Suzuka Unlimited, a club that has just won promotion to the fourth tier of Japanese football, has made Martínez the first woman to coach a men’s team in the Asian country. It is an opportunity that she is thrilled to receive.
Martínez has worked hard to earn this big break, dedicating the past 12 years of her life to the sport she loves. She played for Albacete’s women’s team for four years, before going on to coach their youth team and then their senior side. Under her management, the first team won promotion to the top tier of Spanish football in the 2013/14 campaign and she kept them in the top tier over the subsequent three seasons.
Having been open to the idea of moving abroad to try out a new experience, she spoke to Villarreal’s women’s football coordinator Yuriko Saeki and this led to talks with Suzuka Unlimited. “We started speaking and reached an agreement within a few days,” Martínez explained.
She doesn’t believe that coaching a men’s side will be significantly different from the work she did with the women of Albacete. “I think the preparation should be the same, especially in technical, tactical and psychological terms,” she said. “I believe players need to be convinced to play with feeling and the intent to have fun on the pitch.”
From her point of view, the biggest difficulty will be conveying her ideas, not the fact that she’ll need to win over a dressing room of men. “The challenge will come with getting everyone on board with my style of play,” she stated. “We’ll go step by step to produce the best performances possible. I’ve seen in the first few days that the football played here, at least in this division, is quite different from Spain.”
Of course, the language barrier will be another obstacle to overcome, but Martínez has had some help here.

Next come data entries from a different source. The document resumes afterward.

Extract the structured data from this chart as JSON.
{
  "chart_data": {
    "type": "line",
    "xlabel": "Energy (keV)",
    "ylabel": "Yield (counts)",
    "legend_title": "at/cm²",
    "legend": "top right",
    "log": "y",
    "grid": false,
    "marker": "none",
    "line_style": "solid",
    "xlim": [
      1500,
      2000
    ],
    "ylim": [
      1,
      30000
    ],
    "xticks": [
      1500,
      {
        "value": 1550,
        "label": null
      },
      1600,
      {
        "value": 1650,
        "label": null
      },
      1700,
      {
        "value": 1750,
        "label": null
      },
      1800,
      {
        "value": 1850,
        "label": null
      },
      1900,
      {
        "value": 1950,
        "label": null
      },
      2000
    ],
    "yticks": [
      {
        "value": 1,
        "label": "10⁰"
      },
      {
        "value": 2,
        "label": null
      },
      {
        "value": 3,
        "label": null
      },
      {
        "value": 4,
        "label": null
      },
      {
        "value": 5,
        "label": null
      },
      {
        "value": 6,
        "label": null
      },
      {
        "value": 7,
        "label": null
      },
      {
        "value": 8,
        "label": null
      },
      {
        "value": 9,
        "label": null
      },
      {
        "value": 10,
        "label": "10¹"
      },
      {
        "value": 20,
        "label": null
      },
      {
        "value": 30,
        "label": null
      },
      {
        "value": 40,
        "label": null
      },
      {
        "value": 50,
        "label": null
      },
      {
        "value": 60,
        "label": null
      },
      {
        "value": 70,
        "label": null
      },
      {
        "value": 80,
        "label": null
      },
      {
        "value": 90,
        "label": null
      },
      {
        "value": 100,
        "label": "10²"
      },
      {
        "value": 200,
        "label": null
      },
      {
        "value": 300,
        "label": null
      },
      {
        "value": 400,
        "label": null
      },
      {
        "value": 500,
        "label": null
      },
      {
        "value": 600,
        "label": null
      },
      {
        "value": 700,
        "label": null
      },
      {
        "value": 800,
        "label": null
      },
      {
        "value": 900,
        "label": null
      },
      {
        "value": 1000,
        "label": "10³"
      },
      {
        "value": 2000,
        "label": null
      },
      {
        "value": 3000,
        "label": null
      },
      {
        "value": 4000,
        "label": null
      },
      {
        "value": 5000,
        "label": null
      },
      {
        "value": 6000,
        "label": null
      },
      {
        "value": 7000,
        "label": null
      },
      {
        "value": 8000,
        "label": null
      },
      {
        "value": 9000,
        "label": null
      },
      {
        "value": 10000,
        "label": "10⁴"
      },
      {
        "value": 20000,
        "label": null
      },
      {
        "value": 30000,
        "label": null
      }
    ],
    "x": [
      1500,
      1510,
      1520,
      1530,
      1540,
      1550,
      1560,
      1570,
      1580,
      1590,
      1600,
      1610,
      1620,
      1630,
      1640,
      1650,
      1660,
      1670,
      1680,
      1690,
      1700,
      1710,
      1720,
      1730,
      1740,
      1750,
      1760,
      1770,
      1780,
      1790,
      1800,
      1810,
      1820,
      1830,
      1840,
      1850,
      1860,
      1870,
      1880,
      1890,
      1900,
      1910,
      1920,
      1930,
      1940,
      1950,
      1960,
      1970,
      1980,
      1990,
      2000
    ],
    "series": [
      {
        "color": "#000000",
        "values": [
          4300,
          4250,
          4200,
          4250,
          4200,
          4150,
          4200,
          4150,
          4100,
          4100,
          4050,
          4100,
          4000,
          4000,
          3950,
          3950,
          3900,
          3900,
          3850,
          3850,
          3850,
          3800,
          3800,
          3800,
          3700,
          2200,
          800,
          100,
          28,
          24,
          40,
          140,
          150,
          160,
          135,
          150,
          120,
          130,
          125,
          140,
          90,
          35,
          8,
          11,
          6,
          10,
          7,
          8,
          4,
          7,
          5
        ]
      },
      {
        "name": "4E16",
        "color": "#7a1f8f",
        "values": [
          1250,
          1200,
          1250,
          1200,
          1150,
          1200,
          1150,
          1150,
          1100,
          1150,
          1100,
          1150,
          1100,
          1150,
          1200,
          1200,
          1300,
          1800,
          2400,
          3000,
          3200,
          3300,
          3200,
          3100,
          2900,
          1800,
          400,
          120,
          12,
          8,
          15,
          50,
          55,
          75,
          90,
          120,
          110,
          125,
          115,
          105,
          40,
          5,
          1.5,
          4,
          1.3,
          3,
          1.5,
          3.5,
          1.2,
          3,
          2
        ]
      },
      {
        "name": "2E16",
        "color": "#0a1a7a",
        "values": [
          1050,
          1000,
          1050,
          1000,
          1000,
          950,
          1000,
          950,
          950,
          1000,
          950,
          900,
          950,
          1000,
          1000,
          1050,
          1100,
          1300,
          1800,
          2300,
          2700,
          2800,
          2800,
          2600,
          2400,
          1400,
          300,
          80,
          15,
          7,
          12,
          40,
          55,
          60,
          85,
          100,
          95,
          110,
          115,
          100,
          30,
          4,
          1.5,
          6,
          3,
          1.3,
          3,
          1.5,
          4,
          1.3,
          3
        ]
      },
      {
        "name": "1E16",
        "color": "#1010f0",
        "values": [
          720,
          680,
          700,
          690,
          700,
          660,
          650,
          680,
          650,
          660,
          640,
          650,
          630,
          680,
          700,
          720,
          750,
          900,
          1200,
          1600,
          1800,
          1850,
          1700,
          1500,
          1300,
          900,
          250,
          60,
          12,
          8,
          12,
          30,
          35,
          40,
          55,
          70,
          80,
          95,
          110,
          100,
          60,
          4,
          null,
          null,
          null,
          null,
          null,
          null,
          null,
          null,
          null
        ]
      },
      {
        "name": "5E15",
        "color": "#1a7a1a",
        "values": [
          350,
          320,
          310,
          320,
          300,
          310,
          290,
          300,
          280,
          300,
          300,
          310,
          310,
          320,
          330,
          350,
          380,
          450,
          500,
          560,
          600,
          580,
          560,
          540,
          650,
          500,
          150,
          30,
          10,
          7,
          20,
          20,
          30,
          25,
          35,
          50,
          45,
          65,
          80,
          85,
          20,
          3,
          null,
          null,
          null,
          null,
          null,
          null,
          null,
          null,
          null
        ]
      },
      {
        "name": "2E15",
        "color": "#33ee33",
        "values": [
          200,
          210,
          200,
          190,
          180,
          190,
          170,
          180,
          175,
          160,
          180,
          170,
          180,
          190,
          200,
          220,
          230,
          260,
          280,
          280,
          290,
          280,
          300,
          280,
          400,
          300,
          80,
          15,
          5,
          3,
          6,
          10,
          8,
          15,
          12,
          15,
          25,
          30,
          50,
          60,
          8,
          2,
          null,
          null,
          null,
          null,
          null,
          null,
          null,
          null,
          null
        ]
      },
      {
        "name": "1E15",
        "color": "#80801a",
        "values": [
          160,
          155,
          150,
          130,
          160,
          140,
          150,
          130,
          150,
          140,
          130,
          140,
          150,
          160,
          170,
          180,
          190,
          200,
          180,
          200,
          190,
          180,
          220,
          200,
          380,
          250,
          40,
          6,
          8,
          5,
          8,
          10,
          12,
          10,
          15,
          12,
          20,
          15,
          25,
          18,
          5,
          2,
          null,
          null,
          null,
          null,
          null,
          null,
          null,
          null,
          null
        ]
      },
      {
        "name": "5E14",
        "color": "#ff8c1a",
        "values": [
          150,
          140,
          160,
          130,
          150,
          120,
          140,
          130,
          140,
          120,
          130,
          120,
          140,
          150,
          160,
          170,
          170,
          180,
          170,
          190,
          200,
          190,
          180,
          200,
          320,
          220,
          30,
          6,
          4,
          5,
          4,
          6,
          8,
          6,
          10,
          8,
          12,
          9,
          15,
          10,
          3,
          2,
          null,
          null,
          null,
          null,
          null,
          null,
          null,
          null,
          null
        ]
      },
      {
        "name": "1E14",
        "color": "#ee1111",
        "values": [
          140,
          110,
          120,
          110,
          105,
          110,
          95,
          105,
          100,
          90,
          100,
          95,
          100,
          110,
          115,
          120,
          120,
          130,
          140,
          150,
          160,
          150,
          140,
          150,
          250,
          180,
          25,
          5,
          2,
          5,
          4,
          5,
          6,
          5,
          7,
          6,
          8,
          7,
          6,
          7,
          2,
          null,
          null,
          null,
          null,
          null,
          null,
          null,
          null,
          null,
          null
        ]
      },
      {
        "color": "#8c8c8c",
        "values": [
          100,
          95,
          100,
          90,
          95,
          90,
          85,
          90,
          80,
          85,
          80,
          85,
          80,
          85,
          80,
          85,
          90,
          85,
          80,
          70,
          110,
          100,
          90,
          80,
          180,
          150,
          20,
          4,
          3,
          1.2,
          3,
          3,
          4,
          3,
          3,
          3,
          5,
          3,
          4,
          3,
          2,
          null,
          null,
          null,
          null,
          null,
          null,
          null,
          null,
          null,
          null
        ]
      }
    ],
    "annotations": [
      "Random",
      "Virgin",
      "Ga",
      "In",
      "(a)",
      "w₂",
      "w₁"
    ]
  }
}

She is grateful for the work of her interpreter and also for former player Tomo Matsukawa, a Japanese midfielder at Albacete who helped her with some phrases for her press presentation, which was well received. Some supporters even went to meet her at the airport.

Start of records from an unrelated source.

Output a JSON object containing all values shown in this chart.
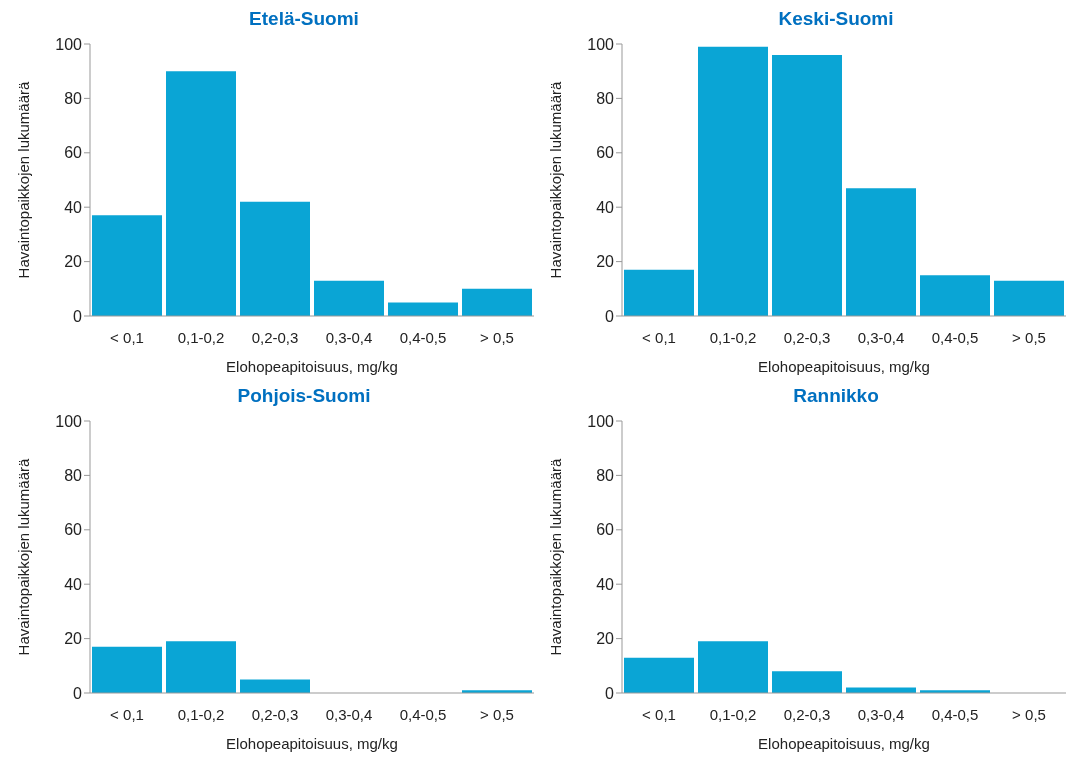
{
  "chart_data": [
    {
      "type": "bar",
      "title": "Etelä-Suomi",
      "xlabel": "Elohopeapitoisuus, mg/kg",
      "ylabel": "Havaintopaikkojen lukumäärä",
      "categories": [
        "< 0,1",
        "0,1-0,2",
        "0,2-0,3",
        "0,3-0,4",
        "0,4-0,5",
        "> 0,5"
      ],
      "values": [
        37,
        90,
        42,
        13,
        5,
        10
      ],
      "color": "#0aa5d5",
      "ylim": [
        0,
        100
      ],
      "yticks": [
        0,
        20,
        40,
        60,
        80,
        100
      ],
      "grid": false,
      "legend": false
    },
    {
      "type": "bar",
      "title": "Keski-Suomi",
      "xlabel": "Elohopeapitoisuus, mg/kg",
      "ylabel": "Havaintopaikkojen lukumäärä",
      "categories": [
        "< 0,1",
        "0,1-0,2",
        "0,2-0,3",
        "0,3-0,4",
        "0,4-0,5",
        "> 0,5"
      ],
      "values": [
        17,
        99,
        96,
        47,
        15,
        13
      ],
      "color": "#0aa5d5",
      "ylim": [
        0,
        100
      ],
      "yticks": [
        0,
        20,
        40,
        60,
        80,
        100
      ],
      "grid": false,
      "legend": false
    },
    {
      "type": "bar",
      "title": "Pohjois-Suomi",
      "xlabel": "Elohopeapitoisuus, mg/kg",
      "ylabel": "Havaintopaikkojen lukumäärä",
      "categories": [
        "< 0,1",
        "0,1-0,2",
        "0,2-0,3",
        "0,3-0,4",
        "0,4-0,5",
        "> 0,5"
      ],
      "values": [
        17,
        19,
        5,
        0,
        0,
        1
      ],
      "color": "#0aa5d5",
      "ylim": [
        0,
        100
      ],
      "yticks": [
        0,
        20,
        40,
        60,
        80,
        100
      ],
      "grid": false,
      "legend": false
    },
    {
      "type": "bar",
      "title": "Rannikko",
      "xlabel": "Elohopeapitoisuus, mg/kg",
      "ylabel": "Havaintopaikkojen lukumäärä",
      "categories": [
        "< 0,1",
        "0,1-0,2",
        "0,2-0,3",
        "0,3-0,4",
        "0,4-0,5",
        "> 0,5"
      ],
      "values": [
        13,
        19,
        8,
        2,
        1,
        0
      ],
      "color": "#0aa5d5",
      "ylim": [
        0,
        100
      ],
      "yticks": [
        0,
        20,
        40,
        60,
        80,
        100
      ],
      "grid": false,
      "legend": false
    }
  ]
}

While the reception in Japan has been positive, the Spaniard doesn’t believe this would be possible yet in her home country. Commenting on the chances of a woman being given a similar opportunity on the Iberian Peninsula, she said: “Women are showing that they’re perfectly capable of taking charge of any side, whether it’s a women’s team, men’s team, national team, domestic team or foreign team, but I think it’d be difficult to see right now.”
There is no doubt, however, that progress is being made. Over the past three years, organisations such as LaLiga have created many initiatives to increase the profile of women’s football and improve access to the game, from digital platforms that allow players to tell their individual stories to hosting women’s matches in LaLiga stadiums.
Stories like that of Milagros Martínez will only help accelerate the growth of women’s football back home in Spain and around the world.